Families who bought before 2022 are sitting on mortgages below 3% and have little incentive to sell. The result is a frozen market where supply remains constrained, buyers cannot qualify, and prices remain historically elevated despite weakening demand.
Governments created this crisis through decades of intervention. They subsidized mortgages, manipulated interest rates, expanded sovereign debt, and encouraged speculation. Now everyone acts surprised that a young family earning a middle-class income cannot purchase the average American home.

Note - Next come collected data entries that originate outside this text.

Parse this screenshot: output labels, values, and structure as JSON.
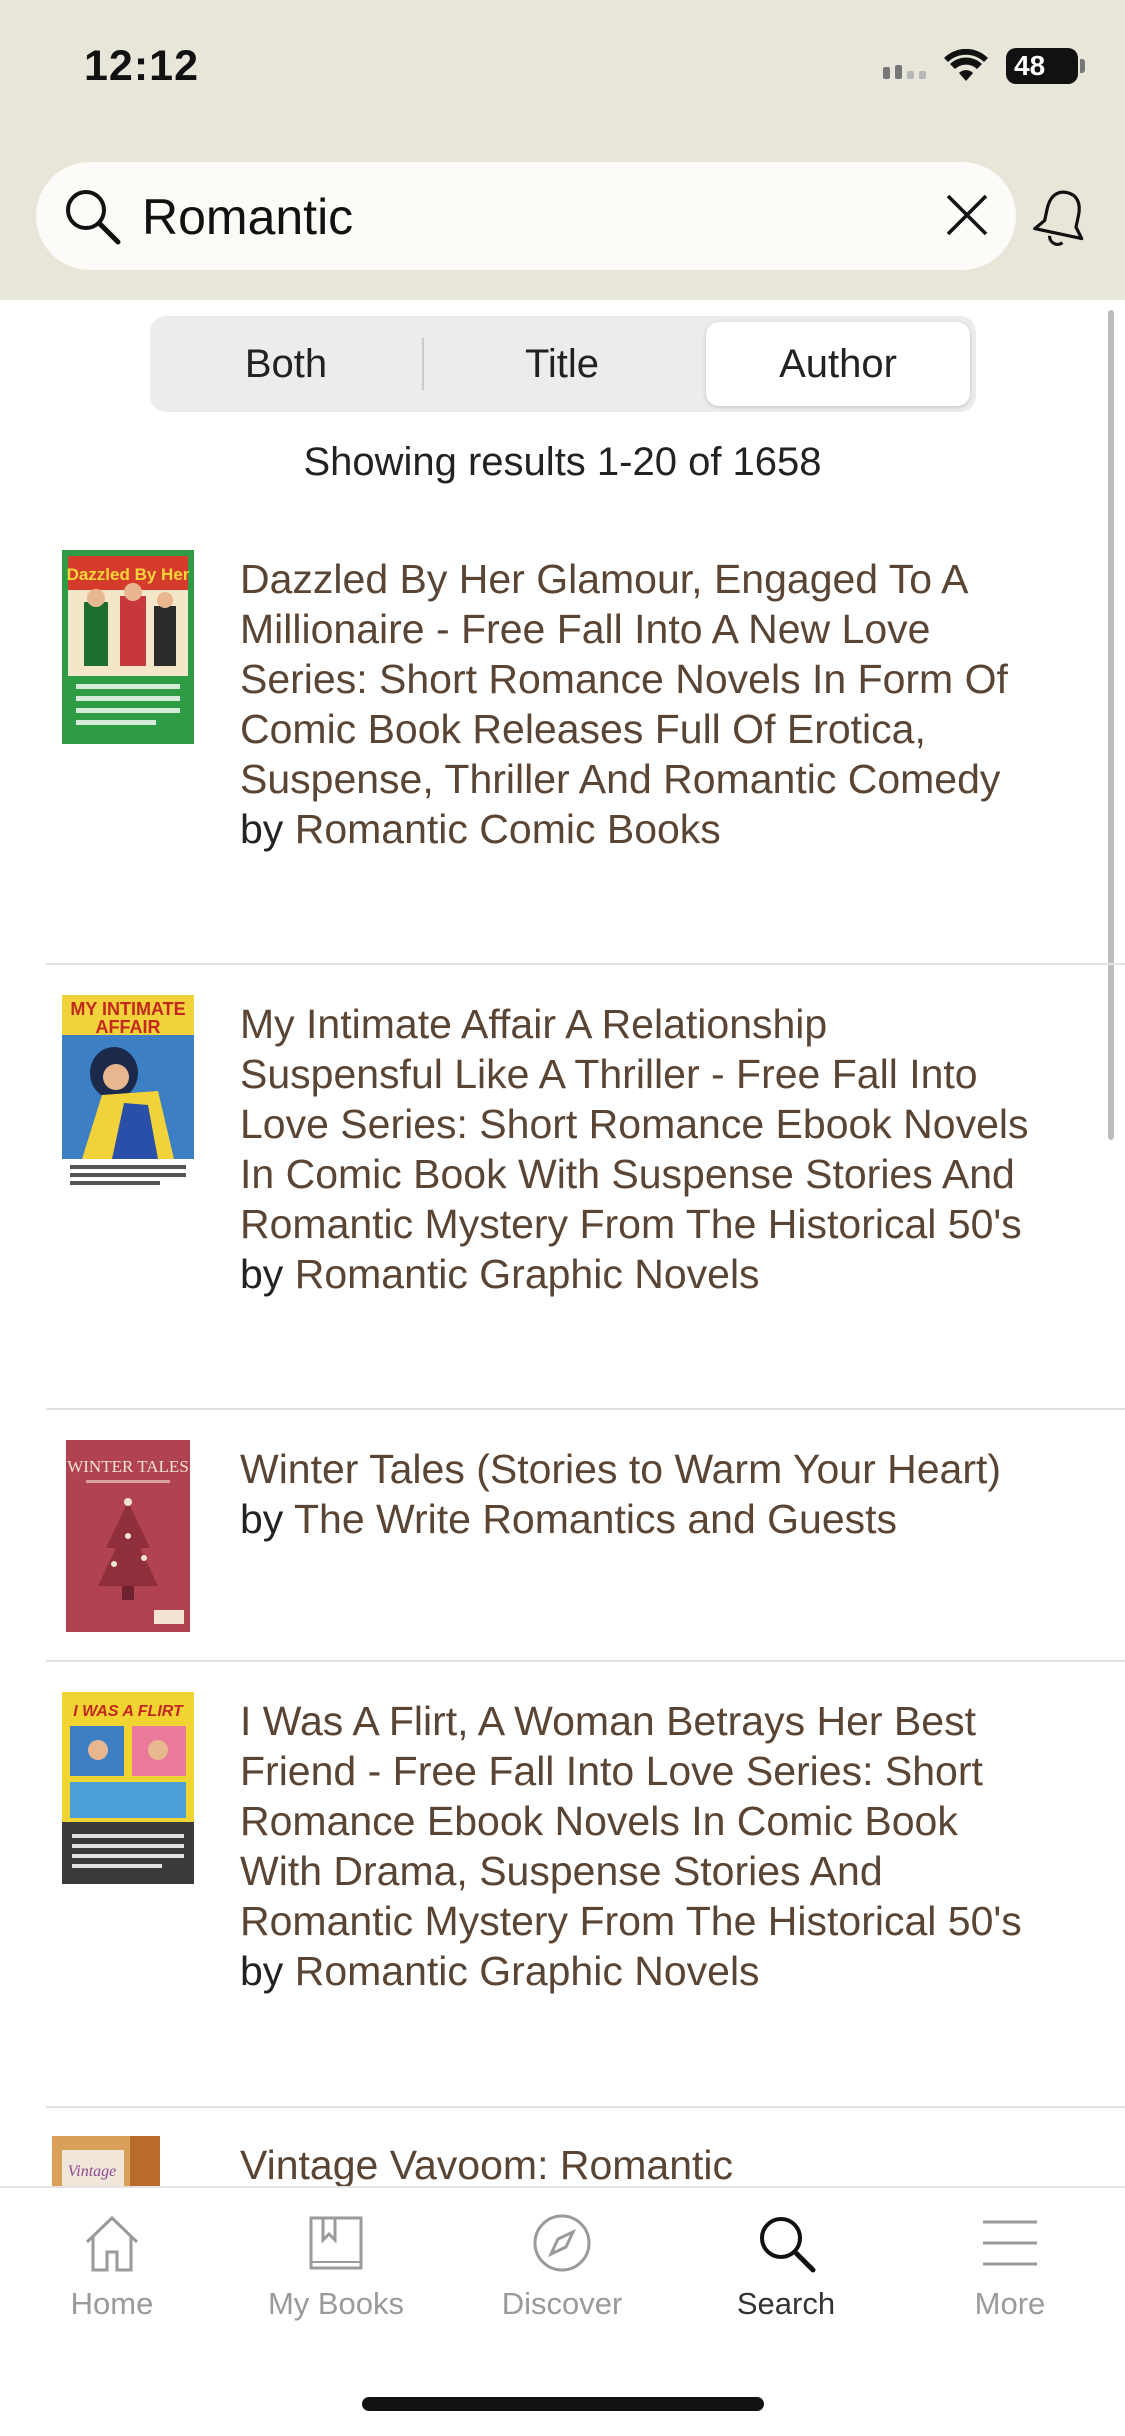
{
  "status_bar": {
    "time": "12:12",
    "battery": "48"
  },
  "search": {
    "value": "Romantic",
    "icon": "search-icon",
    "clear_icon": "close-icon",
    "bell_icon": "bell-icon"
  },
  "segments": {
    "both": "Both",
    "title": "Title",
    "author": "Author",
    "selected": "Author"
  },
  "results_text": "Showing results 1-20 of 1658",
  "books": [
    {
      "title": "Dazzled By Her Glamour, Engaged To A Millionaire - Free Fall Into A New Love Series: Short Romance Novels In Form Of Comic Book Releases Full Of Erotica, Suspense, Thriller And Romantic Comedy",
      "by": "by",
      "author": "Romantic Comic Books",
      "cover_text": "Dazzled By Her Glamour",
      "cover_colors": {
        "bg": "#2e9b45",
        "accent": "#d43b2a"
      }
    },
    {
      "title": "My Intimate Affair A Relationship Suspensful Like A Thriller - Free Fall Into Love Series: Short Romance Ebook Novels In Comic Book With Suspense Stories And Romantic Mystery From The Historical 50's",
      "by": "by",
      "author": "Romantic Graphic Novels",
      "cover_text": "MY INTIMATE AFFAIR",
      "cover_colors": {
        "bg": "#c2281d",
        "accent": "#f2d23a"
      }
    },
    {
      "title": "Winter Tales (Stories to Warm Your Heart)",
      "by": "by",
      "author": "The Write Romantics and Guests",
      "cover_text": "WINTER TALES",
      "cover_colors": {
        "bg": "#b0434f",
        "accent": "#f0e0d0"
      }
    },
    {
      "title": "I Was A Flirt, A Woman Betrays Her Best Friend - Free Fall Into Love Series: Short Romance Ebook Novels In Comic Book With Drama, Suspense Stories And Romantic Mystery From The Historical 50's",
      "by": "by",
      "author": "Romantic Graphic Novels",
      "cover_text": "I WAS A FLIRT",
      "cover_colors": {
        "bg": "#f1d332",
        "accent": "#3a3a3a"
      }
    },
    {
      "title": "Vintage Vavoom: Romantic",
      "cover_text": "Vintage",
      "cover_colors": {
        "bg": "#d9a05a",
        "accent": "#8a4a8f"
      }
    }
  ],
  "tabs": [
    {
      "label": "Home",
      "icon": "home-icon"
    },
    {
      "label": "My Books",
      "icon": "book-icon"
    },
    {
      "label": "Discover",
      "icon": "compass-icon"
    },
    {
      "label": "Search",
      "icon": "search-icon"
    },
    {
      "label": "More",
      "icon": "menu-icon"
    }
  ],
  "active_tab": "Search",
  "colors": {
    "header_bg": "#e8e5d9",
    "title_brown": "#5a4535",
    "tab_inactive": "#9a9a9a"
  }
}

Notice where the market is actually functioning. According to the National Association of Realtors, sales of homes priced above $1 million continue to outperform the lower end of the market, while first-time buyers remain historically underrepresented despite a modest improvement to 33% of June purchases. A healthy market normally sees about 40% of transactions coming from first-time buyers. When the entry level disappears, the entire housing ladder begins to fail because existing owners have fewer buyers to sell to.
Real estate moves in long cycles of confidence. Markets never travel in straight lines forever. The frenzy created after the pandemic was fueled by cheap money, not by sustainable economic growth. Now we are living through the adjustment phase. That does not necessarily mean a dramatic nationwide collapse in prices, because inventory remains constrained, but it does mean transactions will continue to suffer as long as governments refuse to allow markets to clear naturally.
The broader danger extends well beyond housing. When an entire generation cannot afford to buy a home, confidence in the economic system begins to erode. That is why support for wealth redistribution, rent controls, and socialism continues to grow. Governments created the housing crisis through intervention, and their answer is predictably more intervention.